Read the full article on the Care Review Services website here.

Read more about financial means testing for care.

4 Comments

  1. HELEN DAVIS 3 months ago

    Hello, i need some advice please. My step Father fell and went into Hospital 6th December 2016 and is still in. He has Dementia and broke loads off bones with his fall. Mom mom is disabled and unable to have him back home. Long story but he isn’t entitled to any of the house and only has £2,600 to his name. We are trying to get him in a care home and have social services pay for him. He cant get out of bed himself, can’t dress, drink or eat properly. Many more things are wrong with him. Social services and the occupational therapist (OT) say he can walk a flight off stairs, walk and dress himself. HE CAN’T. I got the OT to re-assess him with me and agreed, but they say he doesn’t meet the needs to go in a care home and will have to go into Social Housing. I have registered him with council but will take months and months for some something to come up. In the meantime they have told me they will put him in a budget motel and send in a carer 2/3 times a day. I have just asked for the Continuing Healthcare (CHC) test to be done but what is it and do we have to be pressent when done. We need help as this is killing my mom, and i mean that. Her doctors have written a letter my step dad cant go home. HELP

  2. Chris-G 2 years ago

    Since when was a social worker qualified to identify specific medical needs?

    How can a social worker use some kind of calculator to means test someone that has not yet had an assessment for NHS CHC funding? That would be a data processing act offence. (Unnecessary Data Gathering and processing springs to mind).

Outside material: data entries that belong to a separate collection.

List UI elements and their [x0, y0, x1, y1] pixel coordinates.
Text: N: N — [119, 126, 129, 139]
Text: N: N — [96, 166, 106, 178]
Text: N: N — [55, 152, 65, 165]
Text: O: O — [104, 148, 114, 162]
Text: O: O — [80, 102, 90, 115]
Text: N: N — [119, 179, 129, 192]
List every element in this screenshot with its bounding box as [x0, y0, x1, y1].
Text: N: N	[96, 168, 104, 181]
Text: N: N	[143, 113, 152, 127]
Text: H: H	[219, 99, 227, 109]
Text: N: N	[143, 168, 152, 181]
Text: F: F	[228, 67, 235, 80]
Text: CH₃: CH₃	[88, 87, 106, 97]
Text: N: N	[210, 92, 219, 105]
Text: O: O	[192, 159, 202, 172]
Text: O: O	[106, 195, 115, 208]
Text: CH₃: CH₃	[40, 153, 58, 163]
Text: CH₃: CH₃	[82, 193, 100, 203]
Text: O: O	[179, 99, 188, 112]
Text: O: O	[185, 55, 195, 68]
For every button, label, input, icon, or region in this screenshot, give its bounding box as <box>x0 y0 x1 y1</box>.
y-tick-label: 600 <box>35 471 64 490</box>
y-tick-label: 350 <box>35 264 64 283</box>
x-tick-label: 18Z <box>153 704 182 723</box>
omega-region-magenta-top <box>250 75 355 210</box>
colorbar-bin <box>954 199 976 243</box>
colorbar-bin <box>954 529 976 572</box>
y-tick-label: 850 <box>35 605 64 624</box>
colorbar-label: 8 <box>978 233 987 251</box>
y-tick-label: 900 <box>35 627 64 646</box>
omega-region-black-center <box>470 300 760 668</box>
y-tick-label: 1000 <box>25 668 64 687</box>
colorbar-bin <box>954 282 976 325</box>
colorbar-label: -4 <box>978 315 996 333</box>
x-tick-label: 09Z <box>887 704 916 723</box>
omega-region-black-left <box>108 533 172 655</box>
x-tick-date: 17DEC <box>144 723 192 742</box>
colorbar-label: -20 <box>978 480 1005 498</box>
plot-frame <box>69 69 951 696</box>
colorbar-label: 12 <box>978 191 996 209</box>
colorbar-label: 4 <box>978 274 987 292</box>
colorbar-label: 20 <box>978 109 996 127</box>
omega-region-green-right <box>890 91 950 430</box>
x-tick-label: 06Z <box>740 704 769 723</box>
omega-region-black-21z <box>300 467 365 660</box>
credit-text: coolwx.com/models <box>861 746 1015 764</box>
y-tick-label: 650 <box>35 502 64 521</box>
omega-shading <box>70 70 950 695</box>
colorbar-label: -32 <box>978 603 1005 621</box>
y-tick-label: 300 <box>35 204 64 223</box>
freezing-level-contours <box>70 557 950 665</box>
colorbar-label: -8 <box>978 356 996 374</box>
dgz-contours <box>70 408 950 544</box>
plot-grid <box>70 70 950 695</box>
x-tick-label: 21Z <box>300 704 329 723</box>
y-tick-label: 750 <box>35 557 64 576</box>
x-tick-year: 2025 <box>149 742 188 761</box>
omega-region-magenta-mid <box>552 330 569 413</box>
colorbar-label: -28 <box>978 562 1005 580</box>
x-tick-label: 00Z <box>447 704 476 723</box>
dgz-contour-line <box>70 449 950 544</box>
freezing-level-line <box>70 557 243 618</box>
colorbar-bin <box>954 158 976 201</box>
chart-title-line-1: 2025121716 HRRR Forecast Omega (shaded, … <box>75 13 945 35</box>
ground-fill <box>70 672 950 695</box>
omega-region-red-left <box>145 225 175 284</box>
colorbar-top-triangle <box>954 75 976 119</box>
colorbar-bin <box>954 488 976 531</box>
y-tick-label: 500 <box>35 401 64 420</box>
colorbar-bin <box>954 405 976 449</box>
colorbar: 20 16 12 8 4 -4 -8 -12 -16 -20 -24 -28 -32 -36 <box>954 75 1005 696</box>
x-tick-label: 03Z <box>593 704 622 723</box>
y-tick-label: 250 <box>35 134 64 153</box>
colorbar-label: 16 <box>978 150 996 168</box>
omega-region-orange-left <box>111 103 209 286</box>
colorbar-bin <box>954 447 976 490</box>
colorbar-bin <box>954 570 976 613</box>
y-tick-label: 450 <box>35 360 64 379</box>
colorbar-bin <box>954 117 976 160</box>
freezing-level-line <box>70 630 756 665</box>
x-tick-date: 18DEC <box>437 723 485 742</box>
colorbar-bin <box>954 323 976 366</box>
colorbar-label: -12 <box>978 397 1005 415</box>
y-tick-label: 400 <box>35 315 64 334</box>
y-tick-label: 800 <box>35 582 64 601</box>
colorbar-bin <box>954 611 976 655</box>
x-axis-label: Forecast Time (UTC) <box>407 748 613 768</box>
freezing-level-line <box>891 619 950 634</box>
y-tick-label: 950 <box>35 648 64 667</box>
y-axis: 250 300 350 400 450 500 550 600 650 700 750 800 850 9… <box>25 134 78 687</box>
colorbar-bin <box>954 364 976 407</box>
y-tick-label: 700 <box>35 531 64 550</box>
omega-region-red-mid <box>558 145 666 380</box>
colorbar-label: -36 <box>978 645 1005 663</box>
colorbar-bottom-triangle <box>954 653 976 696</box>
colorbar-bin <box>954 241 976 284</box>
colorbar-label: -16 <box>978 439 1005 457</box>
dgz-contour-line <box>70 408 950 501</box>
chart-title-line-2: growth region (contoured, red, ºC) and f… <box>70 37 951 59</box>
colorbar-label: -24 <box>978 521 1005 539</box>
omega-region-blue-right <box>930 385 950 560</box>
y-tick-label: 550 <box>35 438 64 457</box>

    The longer they patch and Pee about with this, the more obvious is the fact that it is not fit for purpose at all.

    • Bernie 2 years ago

      Hi Chris

      It isn’t a case of a social worker being qualified to identify a specific health need.

      A social care worker plays a significant role in the CHC assessment process. The first step in determining CHC eligibility is to assess if care needs are more than being a social care need. This has been law since the NAA 1948 and is clearly stated in CHC guidance. It has been underlined in case law, Coughlan, Grogan and many other cases. The new Care Act carries the same legal requirement to consider if needs are above the threshold of being merely social care. The law states ( as does CHC national framework) that if needs are above social care, then needs ‘must’ be seen as being a primary health need and eligible for CHC. Only a social care worker from the relevant local Authority can make a judgement on needs not being social care. They are qualified to do this and it is a statutory duty for them to carry out this function. Given that the threshold for social care is low then more clients who have care needs could and probably should be eligible for full CHC funding. Especially those that are in 24 hour care.

      I hope this clarifies the role of social care staff in the CHC process.